Selesaikan Masalah Pers secara Persuasif

Blog Single

 

 Sample ImageJakarta (Jurnal Nasional) - Ketua Umum Persatuan Wartawan Indonesia (PWI) Pusat Margiono mengatakan, sebagai Kepala Negara, Susilo Bambang Yudhoyono (SBY) dapat menggunakan kekuasaannya untuk menyelesaikan masalah jurnalistik. Tetapi hal itu tidak dilakukan. Bahkan ia menyelesaikan secara persuasif dengan membuka dialog dan sangat menghargai adanya hak jawab. Penyelesaian lewat jalur persuasif ini, menurut Margiono, patut diapresiasi karena sangat mendorong kemerdekaan pers di Indonesia.

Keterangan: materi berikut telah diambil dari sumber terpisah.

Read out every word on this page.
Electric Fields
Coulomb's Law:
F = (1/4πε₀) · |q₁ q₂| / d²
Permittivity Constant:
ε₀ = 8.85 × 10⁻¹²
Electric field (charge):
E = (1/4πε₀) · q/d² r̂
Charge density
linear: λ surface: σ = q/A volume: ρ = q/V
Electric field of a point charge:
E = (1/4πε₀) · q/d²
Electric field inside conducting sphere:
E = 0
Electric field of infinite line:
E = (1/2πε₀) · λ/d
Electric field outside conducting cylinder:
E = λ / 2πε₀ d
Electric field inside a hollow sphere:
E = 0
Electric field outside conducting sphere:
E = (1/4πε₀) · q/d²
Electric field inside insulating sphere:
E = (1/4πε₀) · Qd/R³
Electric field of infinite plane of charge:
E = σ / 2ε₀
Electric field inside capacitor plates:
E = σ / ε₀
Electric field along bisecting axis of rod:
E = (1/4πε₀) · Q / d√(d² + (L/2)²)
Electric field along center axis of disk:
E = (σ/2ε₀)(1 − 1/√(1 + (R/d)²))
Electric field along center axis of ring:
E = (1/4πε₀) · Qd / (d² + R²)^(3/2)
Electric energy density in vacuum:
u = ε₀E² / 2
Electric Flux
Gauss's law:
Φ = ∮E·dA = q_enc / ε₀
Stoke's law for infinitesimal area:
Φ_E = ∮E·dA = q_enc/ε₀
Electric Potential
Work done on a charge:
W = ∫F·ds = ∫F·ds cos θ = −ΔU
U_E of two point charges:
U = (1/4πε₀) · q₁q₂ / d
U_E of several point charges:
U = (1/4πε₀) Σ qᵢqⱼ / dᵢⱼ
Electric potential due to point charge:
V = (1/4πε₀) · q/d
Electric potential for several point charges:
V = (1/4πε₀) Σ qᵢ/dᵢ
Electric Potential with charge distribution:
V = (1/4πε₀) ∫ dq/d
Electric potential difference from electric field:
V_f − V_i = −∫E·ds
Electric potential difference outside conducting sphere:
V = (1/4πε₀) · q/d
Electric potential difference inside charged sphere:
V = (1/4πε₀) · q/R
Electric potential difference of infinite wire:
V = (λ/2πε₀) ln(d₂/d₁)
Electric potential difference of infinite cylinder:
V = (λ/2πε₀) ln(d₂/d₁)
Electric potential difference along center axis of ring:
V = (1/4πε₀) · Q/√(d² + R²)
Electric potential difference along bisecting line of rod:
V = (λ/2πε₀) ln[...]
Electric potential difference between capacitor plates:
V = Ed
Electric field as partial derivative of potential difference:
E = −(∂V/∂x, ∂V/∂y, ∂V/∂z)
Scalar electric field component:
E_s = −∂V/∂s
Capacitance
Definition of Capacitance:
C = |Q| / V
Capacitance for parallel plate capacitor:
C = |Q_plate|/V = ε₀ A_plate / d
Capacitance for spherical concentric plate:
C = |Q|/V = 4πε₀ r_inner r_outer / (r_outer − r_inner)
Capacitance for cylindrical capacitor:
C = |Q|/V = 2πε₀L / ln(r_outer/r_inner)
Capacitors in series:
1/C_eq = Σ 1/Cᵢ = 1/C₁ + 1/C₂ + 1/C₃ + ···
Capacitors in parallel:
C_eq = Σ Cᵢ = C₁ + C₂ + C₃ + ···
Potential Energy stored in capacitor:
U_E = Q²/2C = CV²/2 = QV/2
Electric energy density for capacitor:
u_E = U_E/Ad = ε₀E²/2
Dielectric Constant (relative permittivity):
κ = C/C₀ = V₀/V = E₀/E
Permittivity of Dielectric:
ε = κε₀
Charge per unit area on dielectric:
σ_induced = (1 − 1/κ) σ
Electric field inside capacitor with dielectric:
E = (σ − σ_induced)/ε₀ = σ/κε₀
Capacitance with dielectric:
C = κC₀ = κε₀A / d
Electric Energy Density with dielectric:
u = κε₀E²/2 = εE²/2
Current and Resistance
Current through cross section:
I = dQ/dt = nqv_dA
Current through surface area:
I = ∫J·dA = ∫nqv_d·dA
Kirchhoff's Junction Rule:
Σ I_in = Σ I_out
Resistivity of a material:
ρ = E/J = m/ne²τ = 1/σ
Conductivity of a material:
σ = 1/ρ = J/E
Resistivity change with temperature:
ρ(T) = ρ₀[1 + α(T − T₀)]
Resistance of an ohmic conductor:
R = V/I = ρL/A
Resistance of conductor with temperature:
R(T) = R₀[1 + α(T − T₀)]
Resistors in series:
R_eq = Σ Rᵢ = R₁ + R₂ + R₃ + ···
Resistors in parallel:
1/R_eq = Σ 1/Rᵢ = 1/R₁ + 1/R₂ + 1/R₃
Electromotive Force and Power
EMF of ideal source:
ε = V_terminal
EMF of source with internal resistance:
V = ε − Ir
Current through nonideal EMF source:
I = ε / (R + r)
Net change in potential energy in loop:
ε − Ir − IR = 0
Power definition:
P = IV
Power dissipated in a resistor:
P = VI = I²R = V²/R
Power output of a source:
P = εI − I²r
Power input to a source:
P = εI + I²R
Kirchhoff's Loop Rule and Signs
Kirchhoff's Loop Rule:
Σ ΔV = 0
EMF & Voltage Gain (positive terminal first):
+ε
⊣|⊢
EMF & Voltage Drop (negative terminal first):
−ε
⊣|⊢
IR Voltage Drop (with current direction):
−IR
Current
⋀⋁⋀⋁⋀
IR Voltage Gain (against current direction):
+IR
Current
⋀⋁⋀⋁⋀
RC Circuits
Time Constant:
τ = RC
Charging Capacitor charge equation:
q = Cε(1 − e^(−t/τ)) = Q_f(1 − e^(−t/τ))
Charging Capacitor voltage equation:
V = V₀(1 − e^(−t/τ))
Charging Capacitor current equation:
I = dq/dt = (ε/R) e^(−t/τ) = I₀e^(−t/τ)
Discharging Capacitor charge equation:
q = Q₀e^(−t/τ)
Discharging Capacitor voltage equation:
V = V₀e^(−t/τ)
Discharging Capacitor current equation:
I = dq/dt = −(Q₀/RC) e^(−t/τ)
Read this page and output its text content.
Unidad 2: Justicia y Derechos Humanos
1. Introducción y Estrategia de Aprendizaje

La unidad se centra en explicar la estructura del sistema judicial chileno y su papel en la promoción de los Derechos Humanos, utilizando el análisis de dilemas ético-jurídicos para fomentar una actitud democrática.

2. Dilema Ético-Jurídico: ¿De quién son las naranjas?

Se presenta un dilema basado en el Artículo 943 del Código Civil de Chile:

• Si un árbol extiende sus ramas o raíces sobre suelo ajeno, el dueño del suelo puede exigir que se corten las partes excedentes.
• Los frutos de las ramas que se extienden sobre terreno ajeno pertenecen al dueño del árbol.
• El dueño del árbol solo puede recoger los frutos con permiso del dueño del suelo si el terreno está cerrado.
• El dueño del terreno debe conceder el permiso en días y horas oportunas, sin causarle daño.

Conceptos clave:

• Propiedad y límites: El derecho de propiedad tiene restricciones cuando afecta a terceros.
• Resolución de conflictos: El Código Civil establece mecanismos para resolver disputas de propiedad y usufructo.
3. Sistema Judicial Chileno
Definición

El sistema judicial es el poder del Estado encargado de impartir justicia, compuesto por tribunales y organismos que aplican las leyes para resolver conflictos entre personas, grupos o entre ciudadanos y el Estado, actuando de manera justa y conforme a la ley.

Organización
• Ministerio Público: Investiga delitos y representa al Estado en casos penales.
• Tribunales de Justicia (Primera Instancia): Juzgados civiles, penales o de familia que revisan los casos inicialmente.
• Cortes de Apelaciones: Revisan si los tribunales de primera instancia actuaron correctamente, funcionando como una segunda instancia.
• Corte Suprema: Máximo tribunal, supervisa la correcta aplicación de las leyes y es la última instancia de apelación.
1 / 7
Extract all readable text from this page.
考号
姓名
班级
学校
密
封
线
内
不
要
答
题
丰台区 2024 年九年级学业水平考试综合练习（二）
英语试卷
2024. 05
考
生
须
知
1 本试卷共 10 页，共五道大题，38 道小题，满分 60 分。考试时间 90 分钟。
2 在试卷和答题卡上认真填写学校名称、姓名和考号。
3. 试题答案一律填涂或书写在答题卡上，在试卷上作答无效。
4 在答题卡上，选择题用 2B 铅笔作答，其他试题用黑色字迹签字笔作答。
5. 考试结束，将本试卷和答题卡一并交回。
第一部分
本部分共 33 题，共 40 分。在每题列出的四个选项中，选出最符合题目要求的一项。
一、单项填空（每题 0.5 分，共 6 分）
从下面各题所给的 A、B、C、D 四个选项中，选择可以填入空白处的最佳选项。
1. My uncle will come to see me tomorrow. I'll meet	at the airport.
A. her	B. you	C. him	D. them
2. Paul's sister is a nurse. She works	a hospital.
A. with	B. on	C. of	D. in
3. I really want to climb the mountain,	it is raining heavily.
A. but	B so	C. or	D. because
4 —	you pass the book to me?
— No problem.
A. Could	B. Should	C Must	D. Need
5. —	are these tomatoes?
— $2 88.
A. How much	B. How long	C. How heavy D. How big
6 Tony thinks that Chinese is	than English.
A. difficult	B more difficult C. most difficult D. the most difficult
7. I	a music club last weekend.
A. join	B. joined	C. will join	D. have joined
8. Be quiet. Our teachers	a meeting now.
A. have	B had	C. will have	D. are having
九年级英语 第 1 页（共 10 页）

Kemerdekaan pers merupakan kebebasan yang dimiliki pers untuk melaksanakan fungsi-fungsinya. Fungsi pers dalam hal ini adalah sebagai penyebar informasi kepada publik untuk memenuhi kebutuhan publik. Sebagai sarana pendidik atau memberikan pengetahuan dan penyadaran bagi masyarakat; juga sebagai sarana penghibur dan kontrol sosial. "Dalam melaksanakan fungsi ini pers tidak boleh dihambat. Namun di sisi lain pers tidak boleh melaksanakan fungsi seenaknya. Mereka harus memenuhi kaidah kode etik pers," katanya.

Margiono tidak menyangkal bahwa kehidupan pers di Indonesia saat ini makin maju. Keran demokrasi semakin terbuka, yang berarti semakin merdeka pula kebebasan pers. Meski begitu, pers yang terlalu bebas juga dapat memiliki akibat negatif. "Saat ini makin banyak perusahaan pers berdiri, namun sayang tidak diiikuti SDM yang mumpuni. Hasilnya ya, tidak profesional," katanya.

Menurut Margiono, pers yang negatif adalah pers yang tidak penuhi kualifikasi dan tidak memegang kaidah jurnalistik dalam pemberitaannya. Akibatnya, informasi yang tersebar ke publik tidak sesuai kaidah yang seharusnya. "Namun hal itu hanya segelintir. Umumnya pers Indonesia saat ini masuk dalam kategori sehat dan profesional," katanya.

Sejauh pengamatannya, kini masyarakat juga sudah pintar memilih media apa yang baik untuk dibaca. "Dengan sendirinya, jika media tidak profesional dan terlalu sensasional, mungkin akan dibaca sekali oleh masyarakat kemudian ditinggalkan," katanya pula.

Terkait kritik, yang kadang menjadi masalah antara pemerintah dan pers? Menurut Margiono, kritik adalah bagian dari kerja media untuk menjalankan fungsi kontrol sosial. Selama kritik itu bukan fitnah dan berdasar pada fakta, baginya hal itu sah-sah saja. "Pejabat dan pembuat keputusan, jika ia tidak salah, tak perlu takut jika dikritik," katanya. (Nunik Triana).